The calling card is a quirky behavior, an eccentric ritual that goes beyond what is needed. This is also called the signature aspect in criminology because it comparatively unique. It provides an insight into motive and is derived from a deep seated psychological need. (Major characters should also have unfulfilled psychological needs unless they are robots.) For example, a woman who had to grow up too fast in a distressing family situation may show a propensity for collecting stuffed teddy bears in an attempt to regain a lost childhood. Another from a similar background may prefer clothes with child-like frills. Signature behavior develops uniquely for each person based on personality, motive and MO. It may increase or decrease but doesn’t really change.

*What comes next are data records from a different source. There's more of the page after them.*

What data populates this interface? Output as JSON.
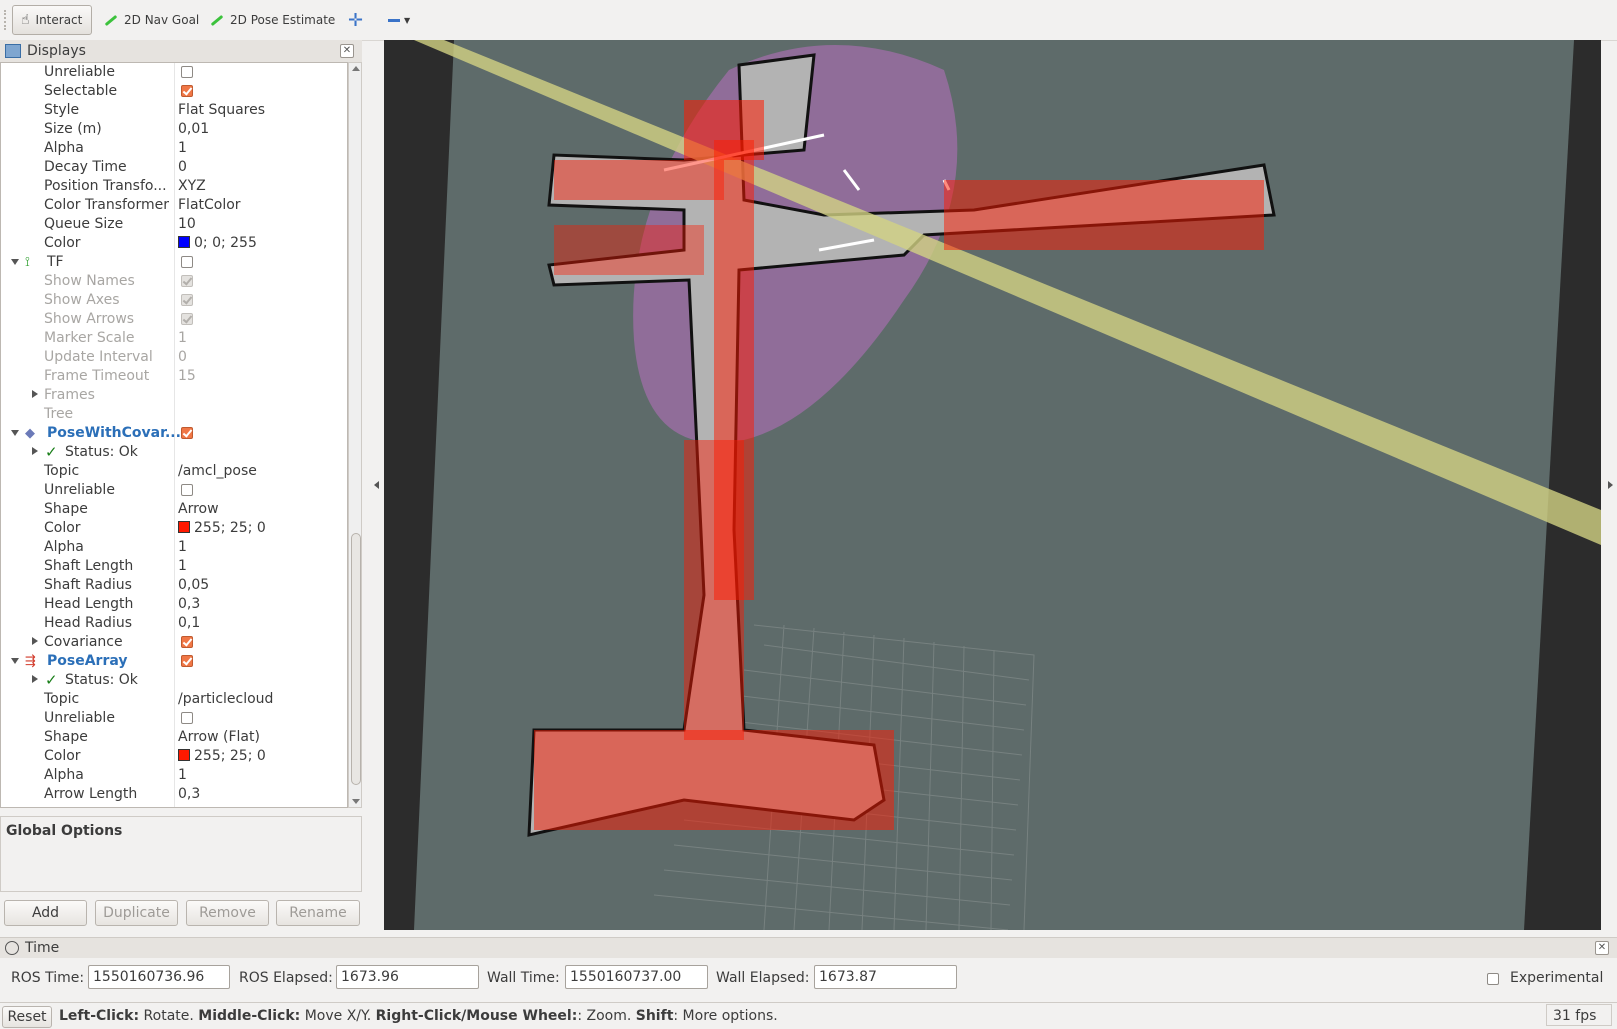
{
  "toolbar": {
    "interact": "Interact",
    "nav_goal": "2D Nav Goal",
    "pose_estimate": "2D Pose Estimate"
  },
  "displays": {
    "title": "Displays",
    "rows": [
      {
        "name": "Unreliable",
        "value": "",
        "checkbox": "off"
      },
      {
        "name": "Selectable",
        "value": "",
        "checkbox": "on"
      },
      {
        "name": "Style",
        "value": "Flat Squares"
      },
      {
        "name": "Size (m)",
        "value": "0,01"
      },
      {
        "name": "Alpha",
        "value": "1"
      },
      {
        "name": "Decay Time",
        "value": "0"
      },
      {
        "name": "Position Transfo...",
        "value": "XYZ"
      },
      {
        "name": "Color Transformer",
        "value": "FlatColor"
      },
      {
        "name": "Queue Size",
        "value": "10"
      },
      {
        "name": "Color",
        "value": "0; 0; 255",
        "swatch": "#0000ff"
      },
      {
        "name": "TF",
        "value": "",
        "checkbox": "off",
        "level": 0,
        "expand": "down",
        "icon": "tf"
      },
      {
        "name": "Show Names",
        "value": "",
        "checkbox": "gray",
        "disabled": true
      },
      {
        "name": "Show Axes",
        "value": "",
        "checkbox": "gray",
        "disabled": true
      },
      {
        "name": "Show Arrows",
        "value": "",
        "checkbox": "gray",
        "disabled": true
      },
      {
        "name": "Marker Scale",
        "value": "1",
        "disabled": true
      },
      {
        "name": "Update Interval",
        "value": "0",
        "disabled": true
      },
      {
        "name": "Frame Timeout",
        "value": "15",
        "disabled": true
      },
      {
        "name": "Frames",
        "value": "",
        "disabled": true,
        "expand": "right"
      },
      {
        "name": "Tree",
        "value": "",
        "disabled": true
      },
      {
        "name": "PoseWithCovar...",
        "value": "",
        "checkbox": "on",
        "level": 0,
        "expand": "down",
        "icon": "pose",
        "selected": true
      },
      {
        "name": "Status: Ok",
        "value": "",
        "expand": "right",
        "status": true
      },
      {
        "name": "Topic",
        "value": "/amcl_pose"
      },
      {
        "name": "Unreliable",
        "value": "",
        "checkbox": "off"
      },
      {
        "name": "Shape",
        "value": "Arrow"
      },
      {
        "name": "Color",
        "value": "255; 25; 0",
        "swatch": "#ff1900"
      },
      {
        "name": "Alpha",
        "value": "1"
      },
      {
        "name": "Shaft Length",
        "value": "1"
      },
      {
        "name": "Shaft Radius",
        "value": "0,05"
      },
      {
        "name": "Head Length",
        "value": "0,3"
      },
      {
        "name": "Head Radius",
        "value": "0,1"
      },
      {
        "name": "Covariance",
        "value": "",
        "checkbox": "on",
        "expand": "right"
      },
      {
        "name": "PoseArray",
        "value": "",
        "checkbox": "on",
        "level": 0,
        "expand": "down",
        "icon": "posearray",
        "selected": true
      },
      {
        "name": "Status: Ok",
        "value": "",
        "expand": "right",
        "status": true
      },
      {
        "name": "Topic",
        "value": "/particlecloud"
      },
      {
        "name": "Unreliable",
        "value": "",
        "checkbox": "off"
      },
      {
        "name": "Shape",
        "value": "Arrow (Flat)"
      },
      {
        "name": "Color",
        "value": "255; 25; 0",
        "swatch": "#ff1900"
      },
      {
        "name": "Alpha",
        "value": "1"
      },
      {
        "name": "Arrow Length",
        "value": "0,3"
      }
    ]
  },
  "global_options": "Global Options",
  "buttons": {
    "add": "Add",
    "duplicate": "Duplicate",
    "remove": "Remove",
    "rename": "Rename"
  },
  "time": {
    "title": "Time",
    "ros_time_label": "ROS Time:",
    "ros_time": "1550160736.96",
    "ros_elapsed_label": "ROS Elapsed:",
    "ros_elapsed": "1673.96",
    "wall_time_label": "Wall Time:",
    "wall_time": "1550160737.00",
    "wall_elapsed_label": "Wall Elapsed:",
    "wall_elapsed": "1673.87",
    "experimental": "Experimental"
  },
  "status": {
    "reset": "Reset",
    "k1": "Left-Click:",
    "t1": " Rotate. ",
    "k2": "Middle-Click:",
    "t2": " Move X/Y. ",
    "k3": "Right-Click/Mouse Wheel:",
    "t3": ": Zoom. ",
    "k4": "Shift",
    "t4": ": More options.",
    "fps": "31 fps"
  },
  "colors": {
    "particle": "#ff1900",
    "map_free": "#b3b3b3",
    "map_unknown": "#5e6b6a",
    "covariance": "#b96fc0",
    "laser_band": "#d2d283",
    "selected_text": "#2b6fb8",
    "checkbox_on": "#f07746"
  }
}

MO or Modus operandi is Latin for method of operation. This is a character’s preferred way of interacting with others. Consider two different teenage boys in their attempts to attract teenage girls. One may decide a show of physical strength, such as pelting a rival with a football, is the way to gain attention from the fairer sex. The other, who uses his wit may point out the disproportional number of felons in the NFL after the pelting incident. MO is also the preferred method for attempting to reach a goal. It is not fixed, but based on learned behavior and changes over time as the character gains confidence through experience (or descends into psychosis due to stress). However, there has to be a definite reason, a point in the plot that you can put your finger on, that causes the shift in MO.
Finally we come to motive. We may never understand why real people do what they do, but we expect to be able to detect motives in fiction. The reasons that drive characters to act may be initially hidden but should be revealed as the story progresses. A character’s motives can be transformed but this calls for an event with much more impact than needed for developing a new MO. Just like the calling card, internal motivation tends to remain constant, unless the character goes through brain altering surgery or some other earth-shaking experience. The calling card can provide a window into the character’s motivation if you are subtle about connecting the two. Readers often enjoy uncovering this on their own. After all a major point of creating the story is for the reader’s enjoyment.